Héroe entre “santos” en el corazón de Oriente Medio

El padre Carlos Jaar relata en primera persona su trabajo con las personas que han hallado refugio en su parroquia de Ammán.

Diario Jaén, 9 Junio 2017 | RAFAEL ABOLAFIA

 

Conferencia del padre Carlos Jaar

CONFERENCIA. El padre Carlos Jaar, junto a Antonio Martín Mesa, director de la Económica, y el sacerdote Julio Millán, de Mensajeros de la Paz.

Esta historia arranca en el verano de 2014, cuando los bárbaros del Estados Islámico se hacen con el control de una extensa franja de tierra de Iraq. Los terroristas dieron, entonces, tres alternativas a la población, mayoritariamente cristiana: La primera era convertirse al Islam; la segunda pasaba por pagar un alto impuesto por seguir profesando la fe en Cristo. Y la tercera era morir. En agosto de ese año, unos 250.000 cristianos iraquíes tuvieron que huir de su país, muchos de ellos rumbo a Jordania. “No pudieron llevarse nada, ni tan siquiera medicinas, juguetes para los niños o un simple biberón. Lo perdieron todo solo porque quería seguir siendo cristianos”, relató ayer el padre Carlos Jaar.
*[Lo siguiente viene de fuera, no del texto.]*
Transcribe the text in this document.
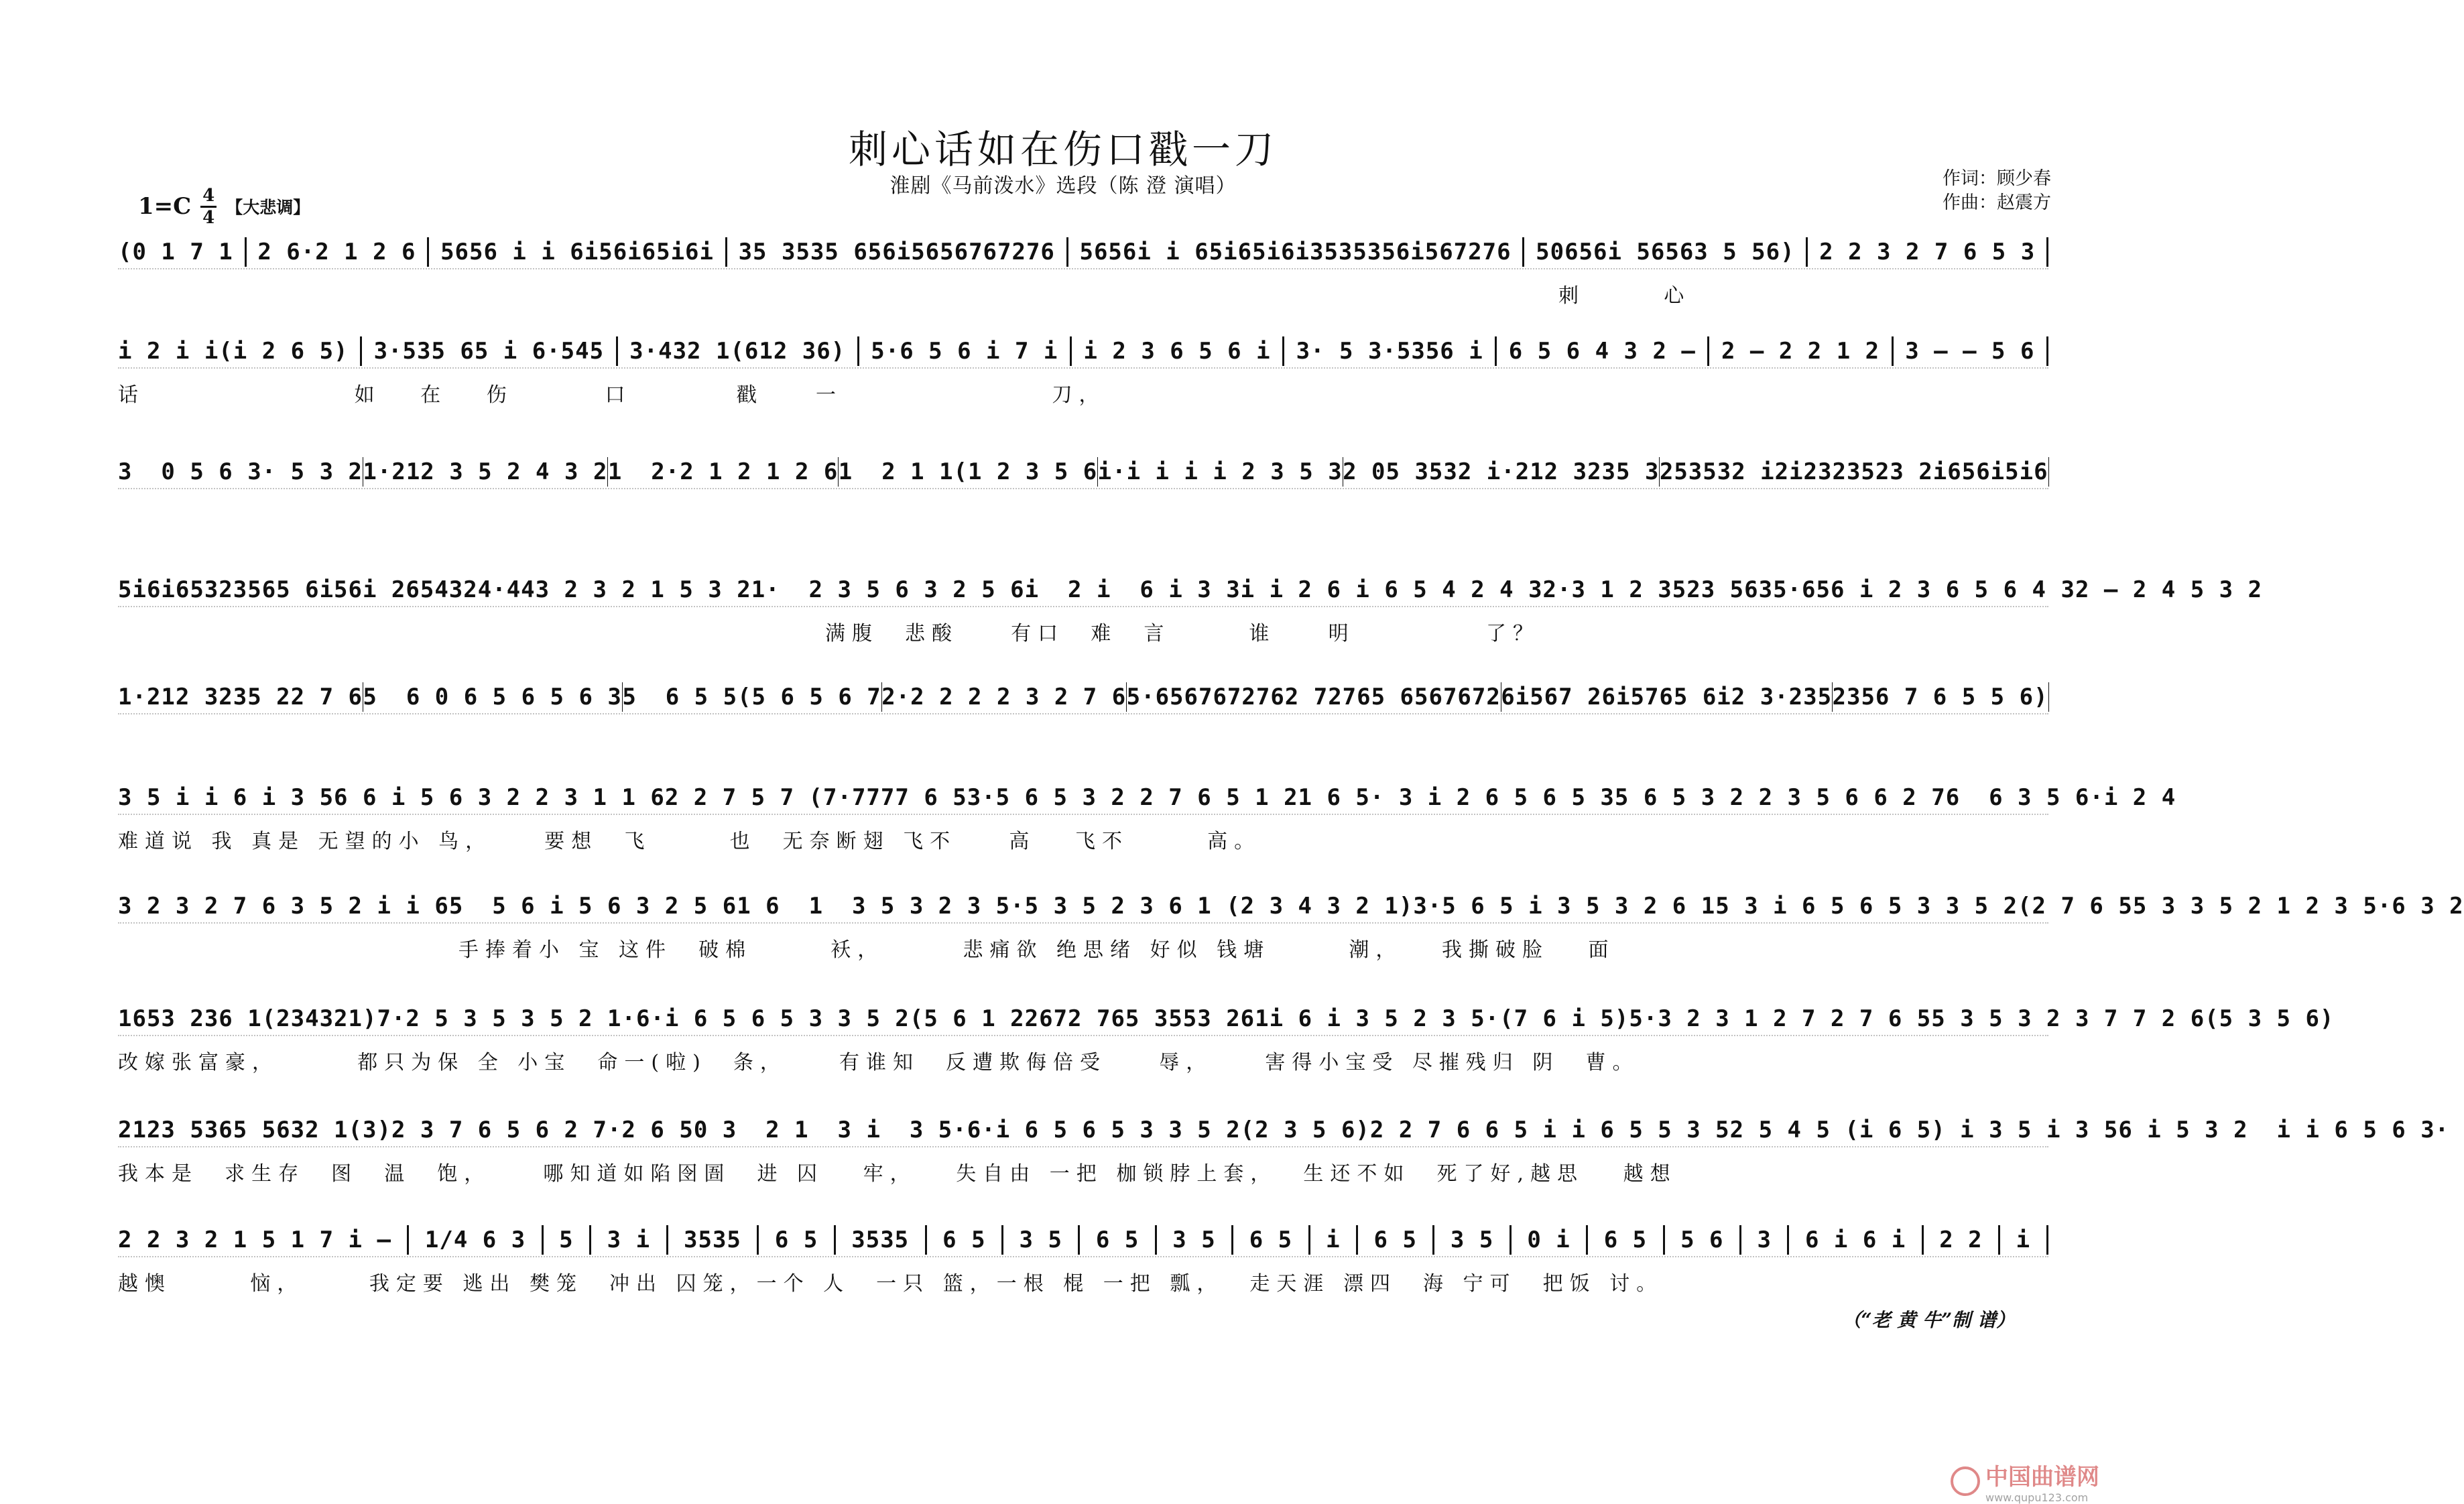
刺心话如在伤口戳一刀
淮剧《马前泼水》选段（陈 澄 演唱）	作词：顾少春
作曲：赵震方
1=C 4
4 【大悲调】
(0 1 7 1 2 6·2 1 2 6 5656 i i 6i56i65i6i 35 3535 656i5656767276 5656i i 65i65i6i3535356i567276 50656i 56563 5 56) 2 2 3 2 7 6 5 3
刺      心
i 2 i i(i 2 6 5) 3·535 65 i 6·545 3·432 1(612 36) 5·6 5 6 i 7 i i 2 3 6 5 6 i 3· 5 3·5356 i 6 5 6 4 3 2 – 2 – 2 2 1 2 3 – – 5 6
话                如   在   伤       口        戳    一                刀，
3  0 5 6 3· 5 3 2 1·212 3 5 2 4 3 2 1  2·2 1 2 1 2 6 1  2 1 1(1 2 3 5 6 i·i i i i 2 3 5 3 2 05 3532 i·212 3235 3 253532 i2i2323523 2i656i5i6
5i6i65323565 6i56i 265432 4·443 2 3 2 1 5 3 2 1·  2 3 5 6 3 2 5 6 i  2 i  6 i 3 3 i i 2 6 i 6 5 4 2 4 3 2·3 1 2 3523 563 5·656 i 2 3 6 5 6 4 3 2 – 2 4 5 3 2
满腹  悲酸    有口  难  言      谁    明          了？
1·212 3235 22 7 6 5  6 0 6 5 6 5 6 3 5  6 5 5(5 6 5 6 7 2·2 2 2 2 3 2 7 6 5·6567672762 72765 6567672 6i567 26i5765 6i2 3·235 2356 7 6 5 5 6)
3 5 i i 6 i 3 5 6 6 i 5 6 3 2 2 3 1 1 6 2 2 7 5 7 (7·7777 6 5 3·5 6 5 3 2 2 7 6 5 1 2 1 6 5· 3 i 2 6 5 6 5 3 5 6 5 3 2 2 3 5 6 6 2 7 6  6 3 5 6·i 2 4
难道说 我 真是 无望的小 鸟，    要想  飞      也  无奈断翅 飞不    高   飞不      高。
3 2 3 2 7 6 3 5 2 i i 6 5  5 6 i 5 6 3 2 5 6 1 6  1  3 5 3 2 3 5· 5 3 5 2 3 6 1 (2 3 4 3 2 1) 3·5 6 5 i 3 5 3 2 6 1 5 3 i 6 5 6 5 3 3 5 2(2 7 6 5 5 3 3 5 2 1 2 3 5·6 3 2
手捧着小 宝 这件  破棉      袄，      悲痛欲 绝思绪 好似 钱塘      潮，   我撕破脸   面
1653 236 1(234321) 7·2 5 3 5 3 5 2 1· 6·i 6 5 6 5 3 3 5 2(5 6 1 2 2672 765 3553 261 i 6 i 3 5 2 3 5·(7 6 i 5) 5·3 2 3 1 2 7 2 7 6 5 5 3 5 3 2 3 7 7 2 6(5 3 5 6)
改嫁张富豪，      都只为保 全 小宝  命一(啦)  条，    有谁知  反遭欺侮倍受    辱，    害得小宝受 尽摧残归 阴  曹。
2123 5365 5632 1(3) 2 3 7 6 5 6 2 7·2 6 5 0 3  2 1  3 i  3 5· 6·i 6 5 6 5 3 3 5 2(2 3 5 6) 2 2 7 6 6 5 i i 6 5 5 3 5 2 5 4 5 (i 6 5) i 3 5 i 3 5 6 i 5 3 2  i i 6 5 6 3·
我本是  求生存  图  温  饱，    哪知道如陷囹圄  进 囚   牢，   失自由 一把 枷锁脖上套，  生还不如  死了好,越思   越想
2 2 3 2 1 5 1 7 i – 1/4 6 3 5 3 i 3535 6 5 3535 6 5 3 5 6 5 3 5 6 5 i 6 5 3 5 0 i 6 5 5 6 3 6 i 6 i 2 2 i
越懊      恼，     我定要 逃出 樊笼  冲出 囚笼，一个 人  一只 篮，一根 棍 一把 瓢，  走天涯 漂四  海 宁可  把饭 讨。
（“老 黄 牛”制 谱）
中国曲谱网
www.qupu123.com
Su iglesia da cobijo, comida y escuela a unas 1.600 familias de refugiados

Este sacerdote palestino, nacido en Belén, es el párroco de “Santa María”, la iglesia de la capital jordana que se ha convertido en un hogar para miles de estos refugiados. Gracias a Mensajeros de la Paz, este “héroe”, como lo califica la cadena CNN, proporciona alimento a más de 1.600 familias y educación a casi 400 niños.

“Tengo que decir que soy un privilegiado, porque soy yo el que vivo entre santos”, dijo ayer el padre Carlos Jaar en una conferencia ofrecida en la Económica y en la que explicó cómo es su experiencia vital con los refugiados. “Estar con ellos me ha cambiado la vida. Es algo maravilloso”, añadió.

“Él les regala la esperanza”, destacó Julio Millán, presidente de Edad Dorada Mensajeros de la Paz Andalucía y que fue el encargado de presentarlo.

El sacerdote relató que, hace una década, era el párroco de la Catedral de Ammán, ubicada en un barrio rico y moderno de la capital: “Lo tenía todo allí. Pero Dios quiso cambiar mi destino y decidió que debía ayudar a los que más necesitan de su cariño”, explicó. Así que, mucho antes de la llegada de los cristianos iraquíes, fue trasladado a su actual destino, la Parroquia de Santa María: “La primera vez que llegué había doce personas mayores en el templo. Llegué a tener un conflicto personal y también de fe. En agosto de 2014, cuando empezaron a llegar mis hermanos de Irak, fue como una segunda llamada del Señor. Me cambió la vida”, explicó. Lo que hizo el padre Carlos fue abrir las puertas de su templo de par en par para los refugiados. Primero, a los cristianos iraquíes. Después, a los musulmanes sirios: “¿Qué me importa a mí de dónde vengan? Solo sé que necesitaban de mi ayuda”, aseguró a un auditorio que lo escuchaba con mucha atención.

Lo dramático es que la ley jordana impide a los cristianos trabajar e, incluso, escolarizar a sus hijos. “Solo pueden vivir de la caridad. Es algo dramático”, remarcó, al tiempo que agradeció el esfuerzo de Mensajeros de la Paz, la institución que lo apoya económicamente y del que el padre Carlos Jaar es presidente en Jordania.

Gracias a este respaldo, tiene en pie un proyecto precioso: aporta un techo seguro a unas 1.600 familias iraquíes, a las que da también alimento cada día. Sin embargo, lo que más preocupaba a este “paisano de Jesús” era el derecho de los niños a recibir una educación: “Los más pequeños son nuestro futuro”, expuso. Y, por ello, puso en marcha dos escuelas: Una para los cristianos iraquíes y otra para los musulmanes sirios: “La filosofía del padre Carlos es la de haz el bien y no mires a quien”, señaló Julio Millán. “Como yo lo veo, la educación es la única solución para este problema. Educar a la gente y a los niños para que aprendan a respetarse los unos a los otros”, concluyó el sacerdote palestino con un tono cargado de esperanza.

Es el relato de un “héroe” que vive entre “santos” en el corazón de Oriente Medio.